Second we have to look at those who gave testimonies during these hearings. Latest information shows that there has been a call for dismissing the testimony of one of those who bore witness to the idea of “radicalized Islam” because of having a record of being arrested for drunken driving based on the FBI records. According to Ibrahim Hooper from CAIR (the Council for American and Islamic Relations), those testifying in favor of the “radicalization of Islam” are a bunch of selected individuals who express their personal opinions rather than the facts.

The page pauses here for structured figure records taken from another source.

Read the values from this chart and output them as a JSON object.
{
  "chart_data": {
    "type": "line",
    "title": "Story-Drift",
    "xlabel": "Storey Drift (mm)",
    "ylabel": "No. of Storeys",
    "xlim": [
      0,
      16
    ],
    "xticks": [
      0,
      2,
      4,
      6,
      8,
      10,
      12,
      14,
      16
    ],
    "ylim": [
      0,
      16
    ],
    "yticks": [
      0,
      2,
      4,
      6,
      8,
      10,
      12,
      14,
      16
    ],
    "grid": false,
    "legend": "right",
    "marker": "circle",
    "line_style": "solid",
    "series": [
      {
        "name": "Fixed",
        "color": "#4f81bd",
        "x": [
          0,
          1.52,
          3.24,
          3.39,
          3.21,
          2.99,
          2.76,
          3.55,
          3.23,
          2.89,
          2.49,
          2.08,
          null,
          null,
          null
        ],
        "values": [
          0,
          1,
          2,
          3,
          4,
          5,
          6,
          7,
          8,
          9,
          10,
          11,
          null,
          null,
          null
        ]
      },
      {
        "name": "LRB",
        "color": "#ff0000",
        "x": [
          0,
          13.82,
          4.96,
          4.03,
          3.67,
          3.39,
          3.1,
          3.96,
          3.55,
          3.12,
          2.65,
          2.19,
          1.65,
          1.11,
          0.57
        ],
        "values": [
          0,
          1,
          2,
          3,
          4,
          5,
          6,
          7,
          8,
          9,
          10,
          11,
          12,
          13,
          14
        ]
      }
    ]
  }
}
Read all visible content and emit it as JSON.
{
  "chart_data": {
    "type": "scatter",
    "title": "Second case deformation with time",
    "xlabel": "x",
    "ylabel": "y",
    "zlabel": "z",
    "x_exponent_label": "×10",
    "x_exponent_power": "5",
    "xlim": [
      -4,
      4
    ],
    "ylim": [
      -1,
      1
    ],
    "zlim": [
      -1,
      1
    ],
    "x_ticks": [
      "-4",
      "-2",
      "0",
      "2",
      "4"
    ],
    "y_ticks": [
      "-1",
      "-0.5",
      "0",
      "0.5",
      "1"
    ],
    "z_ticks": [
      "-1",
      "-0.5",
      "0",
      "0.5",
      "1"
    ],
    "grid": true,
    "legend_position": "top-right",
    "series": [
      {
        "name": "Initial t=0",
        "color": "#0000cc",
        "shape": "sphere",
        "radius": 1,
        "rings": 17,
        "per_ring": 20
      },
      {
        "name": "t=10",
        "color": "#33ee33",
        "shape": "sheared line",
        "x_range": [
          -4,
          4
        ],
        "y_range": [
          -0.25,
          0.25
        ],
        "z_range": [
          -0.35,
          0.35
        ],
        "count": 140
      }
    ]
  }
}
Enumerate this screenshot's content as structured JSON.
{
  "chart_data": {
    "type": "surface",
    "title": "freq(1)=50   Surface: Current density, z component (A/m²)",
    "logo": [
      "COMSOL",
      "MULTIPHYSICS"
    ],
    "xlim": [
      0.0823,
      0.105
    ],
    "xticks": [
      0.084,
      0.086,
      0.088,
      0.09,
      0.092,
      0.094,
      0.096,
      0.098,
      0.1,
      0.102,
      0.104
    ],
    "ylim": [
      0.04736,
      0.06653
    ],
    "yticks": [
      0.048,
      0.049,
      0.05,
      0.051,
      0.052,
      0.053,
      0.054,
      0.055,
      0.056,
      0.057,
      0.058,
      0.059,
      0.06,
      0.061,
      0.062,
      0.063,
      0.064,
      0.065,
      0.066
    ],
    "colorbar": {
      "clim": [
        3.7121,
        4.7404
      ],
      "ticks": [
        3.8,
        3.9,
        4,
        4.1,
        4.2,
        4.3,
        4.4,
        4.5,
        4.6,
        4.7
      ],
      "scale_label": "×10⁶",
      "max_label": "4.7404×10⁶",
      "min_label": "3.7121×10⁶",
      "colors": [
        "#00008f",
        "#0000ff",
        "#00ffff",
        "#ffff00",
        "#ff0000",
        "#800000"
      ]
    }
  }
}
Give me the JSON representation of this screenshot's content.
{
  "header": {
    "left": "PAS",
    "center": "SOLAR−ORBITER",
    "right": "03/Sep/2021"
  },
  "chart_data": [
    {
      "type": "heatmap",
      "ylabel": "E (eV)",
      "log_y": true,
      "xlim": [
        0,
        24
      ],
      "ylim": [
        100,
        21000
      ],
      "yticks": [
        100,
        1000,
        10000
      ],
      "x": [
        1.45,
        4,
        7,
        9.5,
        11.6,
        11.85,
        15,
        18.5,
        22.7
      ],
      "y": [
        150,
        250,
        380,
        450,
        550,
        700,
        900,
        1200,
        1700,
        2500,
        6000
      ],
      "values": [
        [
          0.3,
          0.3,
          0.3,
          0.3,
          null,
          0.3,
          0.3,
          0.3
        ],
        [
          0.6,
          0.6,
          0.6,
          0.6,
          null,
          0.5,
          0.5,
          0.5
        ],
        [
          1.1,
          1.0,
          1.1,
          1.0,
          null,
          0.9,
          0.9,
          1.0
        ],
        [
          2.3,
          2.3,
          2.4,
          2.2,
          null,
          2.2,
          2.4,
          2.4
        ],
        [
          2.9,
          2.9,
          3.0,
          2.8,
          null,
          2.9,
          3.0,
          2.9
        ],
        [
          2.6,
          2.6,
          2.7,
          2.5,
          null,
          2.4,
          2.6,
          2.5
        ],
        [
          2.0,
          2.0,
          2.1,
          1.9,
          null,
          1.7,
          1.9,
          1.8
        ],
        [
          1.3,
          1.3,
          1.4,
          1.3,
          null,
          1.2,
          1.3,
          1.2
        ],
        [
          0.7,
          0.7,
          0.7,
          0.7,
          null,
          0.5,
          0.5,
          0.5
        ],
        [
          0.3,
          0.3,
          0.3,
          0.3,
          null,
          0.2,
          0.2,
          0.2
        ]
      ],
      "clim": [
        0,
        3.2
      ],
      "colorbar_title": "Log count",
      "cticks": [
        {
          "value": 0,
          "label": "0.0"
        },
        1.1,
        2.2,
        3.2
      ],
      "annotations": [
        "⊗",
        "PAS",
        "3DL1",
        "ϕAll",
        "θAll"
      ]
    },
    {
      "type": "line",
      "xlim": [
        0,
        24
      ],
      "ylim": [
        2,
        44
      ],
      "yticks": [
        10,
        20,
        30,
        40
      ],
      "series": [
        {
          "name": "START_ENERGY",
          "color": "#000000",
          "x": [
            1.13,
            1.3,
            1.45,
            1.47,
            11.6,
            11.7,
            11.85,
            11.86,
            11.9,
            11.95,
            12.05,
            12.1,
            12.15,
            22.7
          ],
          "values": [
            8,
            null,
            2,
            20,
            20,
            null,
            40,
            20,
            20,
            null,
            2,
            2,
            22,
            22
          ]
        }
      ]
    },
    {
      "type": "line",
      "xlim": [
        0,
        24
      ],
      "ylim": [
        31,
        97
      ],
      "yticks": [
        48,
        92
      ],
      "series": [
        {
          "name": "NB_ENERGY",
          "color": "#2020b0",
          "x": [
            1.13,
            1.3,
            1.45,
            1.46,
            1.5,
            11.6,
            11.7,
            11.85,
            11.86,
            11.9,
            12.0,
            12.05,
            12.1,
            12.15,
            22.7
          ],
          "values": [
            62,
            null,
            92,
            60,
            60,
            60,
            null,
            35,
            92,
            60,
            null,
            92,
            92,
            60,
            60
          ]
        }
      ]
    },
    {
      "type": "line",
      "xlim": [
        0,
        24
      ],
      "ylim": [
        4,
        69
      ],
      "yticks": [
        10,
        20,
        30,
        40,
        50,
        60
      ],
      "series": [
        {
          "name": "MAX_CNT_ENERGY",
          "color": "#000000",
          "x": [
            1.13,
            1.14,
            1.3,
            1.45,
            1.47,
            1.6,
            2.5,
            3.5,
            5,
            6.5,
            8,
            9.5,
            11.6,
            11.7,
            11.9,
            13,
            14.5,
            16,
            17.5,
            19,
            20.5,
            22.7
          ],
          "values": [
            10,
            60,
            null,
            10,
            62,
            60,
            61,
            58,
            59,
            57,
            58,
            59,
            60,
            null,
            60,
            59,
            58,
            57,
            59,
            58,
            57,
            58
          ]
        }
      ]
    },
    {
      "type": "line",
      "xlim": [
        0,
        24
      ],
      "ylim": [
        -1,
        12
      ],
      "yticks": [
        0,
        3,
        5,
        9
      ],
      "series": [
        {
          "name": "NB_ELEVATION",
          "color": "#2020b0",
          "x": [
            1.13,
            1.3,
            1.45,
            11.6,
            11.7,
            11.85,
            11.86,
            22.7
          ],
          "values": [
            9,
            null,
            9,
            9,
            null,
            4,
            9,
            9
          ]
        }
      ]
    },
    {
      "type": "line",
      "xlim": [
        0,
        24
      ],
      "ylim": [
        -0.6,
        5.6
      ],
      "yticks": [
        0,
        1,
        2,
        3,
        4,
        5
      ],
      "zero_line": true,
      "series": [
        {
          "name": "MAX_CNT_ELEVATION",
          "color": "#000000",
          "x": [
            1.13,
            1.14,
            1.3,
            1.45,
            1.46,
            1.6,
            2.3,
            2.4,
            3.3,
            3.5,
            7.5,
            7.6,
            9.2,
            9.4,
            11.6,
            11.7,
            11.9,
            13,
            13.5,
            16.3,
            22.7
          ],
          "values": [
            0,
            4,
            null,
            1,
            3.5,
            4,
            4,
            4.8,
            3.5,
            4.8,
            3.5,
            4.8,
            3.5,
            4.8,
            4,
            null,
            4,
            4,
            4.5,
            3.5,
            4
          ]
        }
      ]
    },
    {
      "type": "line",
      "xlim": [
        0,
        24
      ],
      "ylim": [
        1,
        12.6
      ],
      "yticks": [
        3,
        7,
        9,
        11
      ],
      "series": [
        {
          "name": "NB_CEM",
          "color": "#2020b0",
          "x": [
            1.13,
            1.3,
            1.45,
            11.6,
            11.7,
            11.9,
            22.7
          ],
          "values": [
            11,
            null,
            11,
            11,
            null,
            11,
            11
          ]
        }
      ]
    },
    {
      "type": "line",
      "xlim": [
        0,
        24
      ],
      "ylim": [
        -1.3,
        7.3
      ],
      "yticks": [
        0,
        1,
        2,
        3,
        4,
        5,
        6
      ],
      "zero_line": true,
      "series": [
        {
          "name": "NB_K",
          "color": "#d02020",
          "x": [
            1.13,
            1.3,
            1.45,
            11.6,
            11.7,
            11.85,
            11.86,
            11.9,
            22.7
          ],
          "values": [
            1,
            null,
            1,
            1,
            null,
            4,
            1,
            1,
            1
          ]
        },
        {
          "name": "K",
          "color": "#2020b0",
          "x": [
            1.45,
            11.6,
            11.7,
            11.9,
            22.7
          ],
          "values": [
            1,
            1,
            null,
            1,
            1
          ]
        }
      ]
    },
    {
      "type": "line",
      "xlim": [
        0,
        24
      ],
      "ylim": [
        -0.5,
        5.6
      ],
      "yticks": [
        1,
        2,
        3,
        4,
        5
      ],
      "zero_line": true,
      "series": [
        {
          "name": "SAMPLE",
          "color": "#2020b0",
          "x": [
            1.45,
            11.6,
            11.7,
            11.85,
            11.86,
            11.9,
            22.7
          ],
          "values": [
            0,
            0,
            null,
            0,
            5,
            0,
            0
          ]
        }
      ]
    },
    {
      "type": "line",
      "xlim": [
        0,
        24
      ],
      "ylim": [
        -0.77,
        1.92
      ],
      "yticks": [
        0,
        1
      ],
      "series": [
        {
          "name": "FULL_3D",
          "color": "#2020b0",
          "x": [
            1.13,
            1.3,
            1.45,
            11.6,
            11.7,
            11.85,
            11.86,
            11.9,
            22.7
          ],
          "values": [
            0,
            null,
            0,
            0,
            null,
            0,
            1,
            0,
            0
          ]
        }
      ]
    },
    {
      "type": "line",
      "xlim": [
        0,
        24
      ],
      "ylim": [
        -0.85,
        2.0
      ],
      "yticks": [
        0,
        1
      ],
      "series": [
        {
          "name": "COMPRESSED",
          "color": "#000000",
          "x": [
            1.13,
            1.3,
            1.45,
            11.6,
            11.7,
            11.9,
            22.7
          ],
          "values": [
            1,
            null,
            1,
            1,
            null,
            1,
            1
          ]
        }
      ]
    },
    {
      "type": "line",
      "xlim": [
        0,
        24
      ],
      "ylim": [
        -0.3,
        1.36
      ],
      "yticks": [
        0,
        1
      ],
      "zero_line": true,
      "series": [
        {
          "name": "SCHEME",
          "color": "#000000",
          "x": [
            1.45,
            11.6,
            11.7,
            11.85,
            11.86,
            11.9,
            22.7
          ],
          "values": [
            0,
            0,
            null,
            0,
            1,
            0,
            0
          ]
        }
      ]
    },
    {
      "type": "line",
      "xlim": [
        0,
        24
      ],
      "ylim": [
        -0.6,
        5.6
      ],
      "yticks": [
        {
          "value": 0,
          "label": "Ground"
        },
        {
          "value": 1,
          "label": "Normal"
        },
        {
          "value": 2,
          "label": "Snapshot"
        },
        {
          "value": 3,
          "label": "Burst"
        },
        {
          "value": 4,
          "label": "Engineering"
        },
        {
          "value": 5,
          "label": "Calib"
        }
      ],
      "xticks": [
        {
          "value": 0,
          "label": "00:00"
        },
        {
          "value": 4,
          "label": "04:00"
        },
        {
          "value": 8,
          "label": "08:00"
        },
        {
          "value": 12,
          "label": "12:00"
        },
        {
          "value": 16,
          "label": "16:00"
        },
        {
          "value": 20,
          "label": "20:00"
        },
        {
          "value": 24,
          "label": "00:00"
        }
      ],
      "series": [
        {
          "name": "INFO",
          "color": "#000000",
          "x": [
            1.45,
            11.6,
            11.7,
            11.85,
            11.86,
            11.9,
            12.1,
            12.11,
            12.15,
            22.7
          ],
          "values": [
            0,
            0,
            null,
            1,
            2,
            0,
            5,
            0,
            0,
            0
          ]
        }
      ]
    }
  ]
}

In conclusion, it should be stressed that the American Muslims have contributed and continue to contribute to the American society. Just take a visit to the Arab -American museum in Michigan and get an idea about these contributions. It is noteworthy that a handful of individuals do not represent the whole Muslim community; in other words, overgeneralization is not always true. And I absolutely do not justify the acts of this handful of Muslim individuals (who in practice have nothing to do with Islam), whatsoever, these acts stem from anger against the American alliance with Israel which in the view point of many Muslims accounts for the killing of many fellow Muslims in Palestine and elsewhere. Just ask Commander of the US and NATO forces in Afghanistan General David Petraeus.